Wednesday, November 7, 2018

Green Bean Casserole:Friend or Foe?


Green bean casserole.  Source of major disagreement. Side A: this is one of the great  inventions of the American kitchen. Side B: this recipe represents American cuisine at  its worst.



Why bring up green bean casserole? Well, Thanksgiving's coming up, and green bean casserole is a popular Thanksgiving side dish. Also, Dorcas Reilly, the woman who oversaw its development at the Campbell Soup Company has just died.


“The discovery of a new dish does more for the happiness of the human race than the discovery of a star.” This, at least, was how the
gastronome Jean Anthelme Brillat-Savarin saw it.  Examples reinforce the claim: the discovery of a new star has little impact on life; but, pizza, hamburgers, mac ‘n cheese, hot fudge sundae--now those make a big difference.


What’s the controversy over green bean casserole?  One the positive side, the recipe offers great possibilities for tinkering and customizing.  It need not remain “pour factory-produced cans into a casserole.” Fresh beans can be used, ditto with  mushrooms, and onions. The sauce can be a “bechamel” (French names are always a plus for epicures).
On the negative side, and it is a big one, the recipe encourages “assembling” over “cooking,.”  The word “cooking” now means a lot more (and a lot less) than it used to. Michael Pollan made the point most clearly in  Cooked,
a point well summarized in an interview.
The upshot: a lot of activities we call  “cooking” are really “assembling.”
If humans, as the anthropologist Richard Wrangham has asserted, are the “cooking
animals,” then our humanity, to an important degree, depends on keeping up the artistry of cooking. This needn’t mean fancy, complicated dishes. One of my own favorite recipes is for Carbonade Flamande whose ingredients are beef, onions, flour, salt, pepper, thyme and beer.  

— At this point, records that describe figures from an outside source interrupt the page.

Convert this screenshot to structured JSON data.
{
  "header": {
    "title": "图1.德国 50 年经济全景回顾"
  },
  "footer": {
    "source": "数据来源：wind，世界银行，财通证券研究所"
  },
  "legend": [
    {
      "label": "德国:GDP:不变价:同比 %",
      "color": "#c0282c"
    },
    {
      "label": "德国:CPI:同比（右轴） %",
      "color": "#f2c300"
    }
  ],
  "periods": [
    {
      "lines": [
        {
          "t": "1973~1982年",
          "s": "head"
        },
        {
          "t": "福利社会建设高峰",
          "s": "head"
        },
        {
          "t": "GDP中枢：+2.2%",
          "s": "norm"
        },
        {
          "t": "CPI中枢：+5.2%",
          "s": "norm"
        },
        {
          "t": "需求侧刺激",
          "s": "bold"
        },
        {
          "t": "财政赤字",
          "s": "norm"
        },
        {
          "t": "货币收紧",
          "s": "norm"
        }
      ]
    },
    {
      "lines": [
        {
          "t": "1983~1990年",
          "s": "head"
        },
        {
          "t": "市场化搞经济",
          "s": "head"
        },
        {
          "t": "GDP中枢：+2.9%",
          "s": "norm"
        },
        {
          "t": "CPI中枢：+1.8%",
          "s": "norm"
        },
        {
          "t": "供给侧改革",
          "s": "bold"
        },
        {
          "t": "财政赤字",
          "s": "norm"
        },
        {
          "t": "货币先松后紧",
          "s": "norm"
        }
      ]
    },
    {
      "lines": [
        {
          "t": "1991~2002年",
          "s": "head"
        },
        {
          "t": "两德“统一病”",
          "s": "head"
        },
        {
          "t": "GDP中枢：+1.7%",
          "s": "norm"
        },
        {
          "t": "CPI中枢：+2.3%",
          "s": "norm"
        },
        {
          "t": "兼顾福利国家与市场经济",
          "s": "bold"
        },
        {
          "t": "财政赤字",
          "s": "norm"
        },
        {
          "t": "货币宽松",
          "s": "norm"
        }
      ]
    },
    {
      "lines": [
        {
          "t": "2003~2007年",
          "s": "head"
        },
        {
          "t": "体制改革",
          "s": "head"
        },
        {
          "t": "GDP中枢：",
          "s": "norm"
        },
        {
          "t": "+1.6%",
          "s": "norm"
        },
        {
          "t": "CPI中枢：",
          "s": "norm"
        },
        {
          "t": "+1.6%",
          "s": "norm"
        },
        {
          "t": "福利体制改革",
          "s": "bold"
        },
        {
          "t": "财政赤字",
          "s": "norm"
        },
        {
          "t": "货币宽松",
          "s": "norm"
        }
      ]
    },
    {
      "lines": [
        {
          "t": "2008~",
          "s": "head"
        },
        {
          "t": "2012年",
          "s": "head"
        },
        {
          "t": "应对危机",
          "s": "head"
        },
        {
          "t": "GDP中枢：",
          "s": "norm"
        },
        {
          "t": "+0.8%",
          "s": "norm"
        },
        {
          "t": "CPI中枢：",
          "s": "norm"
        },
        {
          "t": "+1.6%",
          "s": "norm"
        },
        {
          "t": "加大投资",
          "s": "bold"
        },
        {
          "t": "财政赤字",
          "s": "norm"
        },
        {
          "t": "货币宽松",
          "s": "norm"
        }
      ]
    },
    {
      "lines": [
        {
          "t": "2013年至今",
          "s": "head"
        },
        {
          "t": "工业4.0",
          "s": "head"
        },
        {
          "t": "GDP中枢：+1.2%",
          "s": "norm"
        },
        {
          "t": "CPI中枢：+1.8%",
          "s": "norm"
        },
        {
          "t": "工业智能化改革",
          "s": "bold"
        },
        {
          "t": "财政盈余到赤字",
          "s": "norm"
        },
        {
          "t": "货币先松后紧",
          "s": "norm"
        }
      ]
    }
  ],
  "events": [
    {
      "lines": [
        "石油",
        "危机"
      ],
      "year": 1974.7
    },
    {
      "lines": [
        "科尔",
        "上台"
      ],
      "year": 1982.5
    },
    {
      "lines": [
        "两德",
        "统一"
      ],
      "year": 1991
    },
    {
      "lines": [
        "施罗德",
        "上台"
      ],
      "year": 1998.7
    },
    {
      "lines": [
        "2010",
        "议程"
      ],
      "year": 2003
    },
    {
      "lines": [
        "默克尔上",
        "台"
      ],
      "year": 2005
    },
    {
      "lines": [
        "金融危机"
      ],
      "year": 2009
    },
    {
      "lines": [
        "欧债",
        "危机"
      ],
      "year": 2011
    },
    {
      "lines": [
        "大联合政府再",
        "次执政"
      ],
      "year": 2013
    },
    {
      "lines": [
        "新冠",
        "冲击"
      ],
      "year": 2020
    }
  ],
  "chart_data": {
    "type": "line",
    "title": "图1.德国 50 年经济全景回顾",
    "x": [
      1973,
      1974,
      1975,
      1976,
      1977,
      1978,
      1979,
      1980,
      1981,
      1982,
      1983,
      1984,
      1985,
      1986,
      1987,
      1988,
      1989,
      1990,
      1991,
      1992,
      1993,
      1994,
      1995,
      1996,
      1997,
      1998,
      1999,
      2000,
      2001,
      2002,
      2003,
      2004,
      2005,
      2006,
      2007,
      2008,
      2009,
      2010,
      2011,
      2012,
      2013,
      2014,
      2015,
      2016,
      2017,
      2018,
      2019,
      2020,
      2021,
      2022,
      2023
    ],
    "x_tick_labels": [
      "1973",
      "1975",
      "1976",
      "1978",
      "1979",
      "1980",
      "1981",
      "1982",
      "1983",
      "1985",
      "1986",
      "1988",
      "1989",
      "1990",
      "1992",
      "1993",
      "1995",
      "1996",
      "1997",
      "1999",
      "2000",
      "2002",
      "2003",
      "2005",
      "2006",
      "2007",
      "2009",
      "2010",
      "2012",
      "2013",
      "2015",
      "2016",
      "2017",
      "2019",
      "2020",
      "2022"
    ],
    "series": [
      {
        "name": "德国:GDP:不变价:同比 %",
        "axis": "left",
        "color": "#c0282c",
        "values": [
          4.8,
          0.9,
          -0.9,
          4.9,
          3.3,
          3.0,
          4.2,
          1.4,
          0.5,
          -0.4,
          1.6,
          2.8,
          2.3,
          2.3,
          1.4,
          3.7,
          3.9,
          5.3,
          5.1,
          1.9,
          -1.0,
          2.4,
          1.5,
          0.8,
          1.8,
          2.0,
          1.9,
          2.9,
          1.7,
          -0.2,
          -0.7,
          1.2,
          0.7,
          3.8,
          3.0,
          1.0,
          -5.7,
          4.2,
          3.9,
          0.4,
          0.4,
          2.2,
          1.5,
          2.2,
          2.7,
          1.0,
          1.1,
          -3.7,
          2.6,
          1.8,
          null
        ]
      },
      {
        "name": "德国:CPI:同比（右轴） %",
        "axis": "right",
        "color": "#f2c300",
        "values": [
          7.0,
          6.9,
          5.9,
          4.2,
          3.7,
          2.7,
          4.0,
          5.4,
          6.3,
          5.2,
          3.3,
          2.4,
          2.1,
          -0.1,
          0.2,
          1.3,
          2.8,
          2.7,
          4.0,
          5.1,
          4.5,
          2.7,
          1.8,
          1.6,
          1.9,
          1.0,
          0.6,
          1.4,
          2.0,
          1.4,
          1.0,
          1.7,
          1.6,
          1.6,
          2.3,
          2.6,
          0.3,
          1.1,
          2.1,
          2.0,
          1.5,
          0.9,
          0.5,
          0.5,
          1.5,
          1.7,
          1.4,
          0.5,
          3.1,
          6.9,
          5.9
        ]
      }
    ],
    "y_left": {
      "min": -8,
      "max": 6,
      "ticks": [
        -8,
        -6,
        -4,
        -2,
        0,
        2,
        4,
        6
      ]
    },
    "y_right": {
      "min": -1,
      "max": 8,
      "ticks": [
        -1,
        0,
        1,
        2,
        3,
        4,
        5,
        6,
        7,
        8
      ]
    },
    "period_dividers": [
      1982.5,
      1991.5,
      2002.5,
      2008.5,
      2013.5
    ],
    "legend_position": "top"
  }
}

If what defines us is the physical activity of cooking, the more we move away from it, the further we remove ourselves from our humanity.   The move from cooking is part of a wider trend: the desire to secure results without old-fashioned effort. If I’m sitting at a piano bench, with a sheet of music in front of me, I can only play the music if I have undertaken lots of preliminary toil and training.  The satisfaction of successful playing comes from the combination of effort-and-result. The preliminary efforts of time, practice and concentration are also important in revealing and shaping character. In our “short-cut, it’s only the results that matter” world, character development suffers, as does the satisfaction of achievement that results from struggle. “Combine the contents of three cans” may get us a quick result, but at an important price: chipping away at what makes for the fullness or wholeness (“holiness” in religious terms) of a life.    


Cooking does not just impact the aesthetic possibilities associated with life (cultivating talent, working in a way that leads to  satisfactory culminations). It is also related to another important constituent of full humanity: liberty. Someone who can cook is actually free, i.e. really able to engage in the activity of preparing meals.   “Assemblers,” and, even more, “microwavers” have
subjugated themselves, made themselves subservient. It might not be the kind of dependency that goes by the name “addiction.” Still, the constant requirement for products from a factory means positioning oneself at the indentured extreme of the  independency-dependency continuum.


So, green bean casserole. Should it be loved or loathed? Once again a continuum has to be considered. At one end: fresh green beans, real mushrooms, cream, onions, lovingly (even if not with epicurean finesse) handled by someone who does real cooking.   At the other end: mere assemblage: empty the contents of three cans into a casserole. The latter, not surprisingly, in diminishing our capacities marks us ever more as indentured.


Why? (1) The emancipatory effects, i.e. the liberation of capacities tied to effort, are marginalized, if not abandoned outright.  (2) Once this shift has occurred, freedom is diminished. The use of factory products becomes more a necessity than a free choice. Creating a dependency that is almost like an addiction represents  a real limit on freedom. Assemblers are simply less free than cooks. This increase in dependency and decrease in freedom is, of course, what the good folks at Campbell’s sought in the first place.